Багровеющий серп закатывался, и близился новый день священного месяца ихалгуп по индийскому календарю. Он соответствовал вторнику восемнадцатого числа месяца джумади ал-ахира 801 года Хиджры[71], от которой отсчитывал время завоеватель мира Тимур.
Вот как описал этот день Гийасаддин Али, льстивый летописец Железного хромца:
«Победоносное войско сделало набег на это селение. Индусы, распростившись со своим достоянием, сами подожгли свое селение и убежали. Свершилось (все) по речению небесного откровения: „Они разрушили дома свои своими руками и руками верующих“. Солдаты захватили в этом селении много фуража и продовольствия. В тот же день, в полуденное время, был сделан набег на два других селения, лежавших неподалеку от первого, из которых извлекли много зерна и съестных припасов. Индусы, закрепившиеся в (ущелье) той горы, были людьми выдающимися на арене отваги и возмущения и руководителями на стоянках неустрашимости и кровопролития. Не ценя своей головы, которая есть капитал жизни, они признавали риск жизнью и отчаянность по существу доблестью и выигрышем ставки в игре».
Можно сомневаться, насколько правдиво утверждение летописца, что индусы сами подожгли свои дома, но доблесть и самопожертвование, с которыми встретил индийский народ вторжение чужеземцев, несомненны.
Среди тысяч пленных, захваченных в этот день, оказался и душитель Свами.
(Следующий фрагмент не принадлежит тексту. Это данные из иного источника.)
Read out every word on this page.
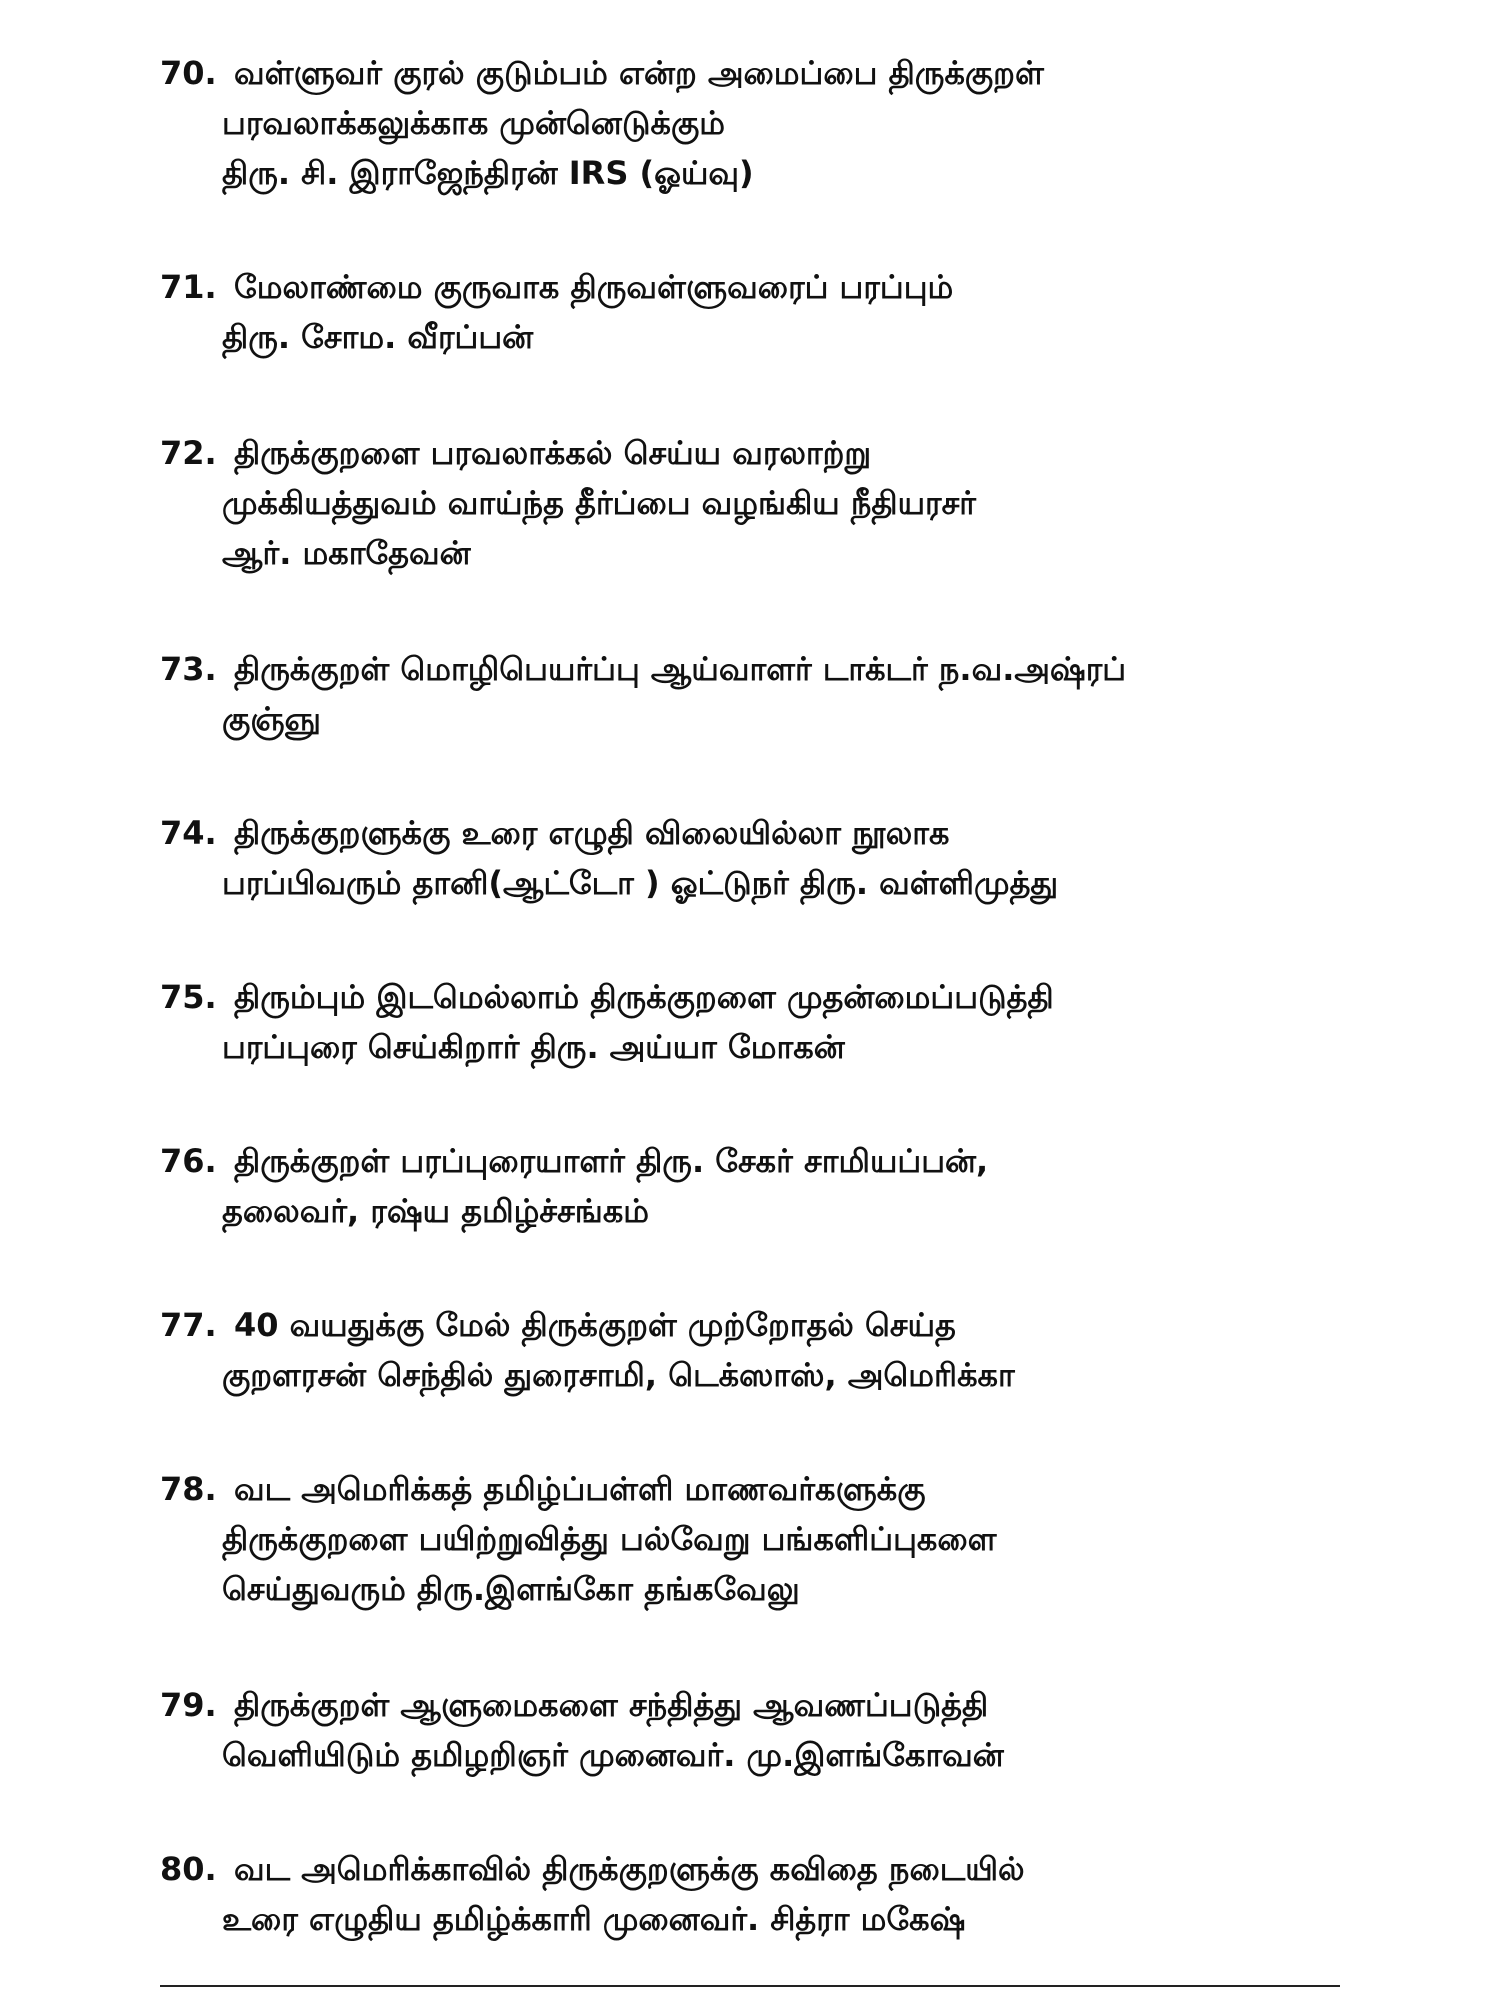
70. வள்ளுவர் குரல் குடும்பம் என்ற அமைப்பை திருக்குறள்
பரவலாக்கலுக்காக முன்னெடுக்கும்
திரு. சி. இராஜேந்திரன் IRS (ஓய்வு)
71. மேலாண்மை குருவாக திருவள்ளுவரைப் பரப்பும்
திரு. சோம. வீரப்பன்
72. திருக்குறளை பரவலாக்கல் செய்ய வரலாற்று
முக்கியத்துவம் வாய்ந்த தீர்ப்பை வழங்கிய நீதியரசர்
ஆர். மகாதேவன்
73. திருக்குறள் மொழிபெயர்ப்பு ஆய்வாளர் டாக்டர் ந.வ.அஷ்ரப்
குஞ்ஞு
74. திருக்குறளுக்கு உரை எழுதி விலையில்லா நூலாக
பரப்பிவரும் தானி(ஆட்டோ ) ஓட்டுநர் திரு. வள்ளிமுத்து
75. திரும்பும் இடமெல்லாம் திருக்குறளை முதன்மைப்படுத்தி
பரப்புரை செய்கிறார் திரு. அய்யா மோகன்
76. திருக்குறள் பரப்புரையாளர் திரு. சேகர் சாமியப்பன்,
தலைவர், ரஷ்ய தமிழ்ச்சங்கம்
77. 40 வயதுக்கு மேல் திருக்குறள் முற்றோதல் செய்த
குறளரசன் செந்தில் துரைசாமி, டெக்ஸாஸ், அமெரிக்கா
78. வட அமெரிக்கத் தமிழ்ப்பள்ளி மாணவர்களுக்கு
திருக்குறளை பயிற்றுவித்து பல்வேறு பங்களிப்புகளை
செய்துவரும் திரு.இளங்கோ தங்கவேலு
79. திருக்குறள் ஆளுமைகளை சந்தித்து ஆவணப்படுத்தி
வெளியிடும் தமிழறிஞர் முனைவர். மு.இளங்கோவன்
80. வட அமெரிக்காவில் திருக்குறளுக்கு கவிதை நடையில்
உரை எழுதிய தமிழ்க்காரி முனைவர். சித்ரா மகேஷ்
Он быстро смекнул, что сможет избежать смерти, если назовется ремесленником. На вопрос темника Хусайна Малик-куджи о его занятии, он без колебаний ответил:
– Ювелир, притом очень искусный, ваше высочество.
По личному распоряжению его хаганского величества эмира Тимура он был отправлен в Самарканд, дабы приумножил трудами своими неподражаемый блеск жемчужины света.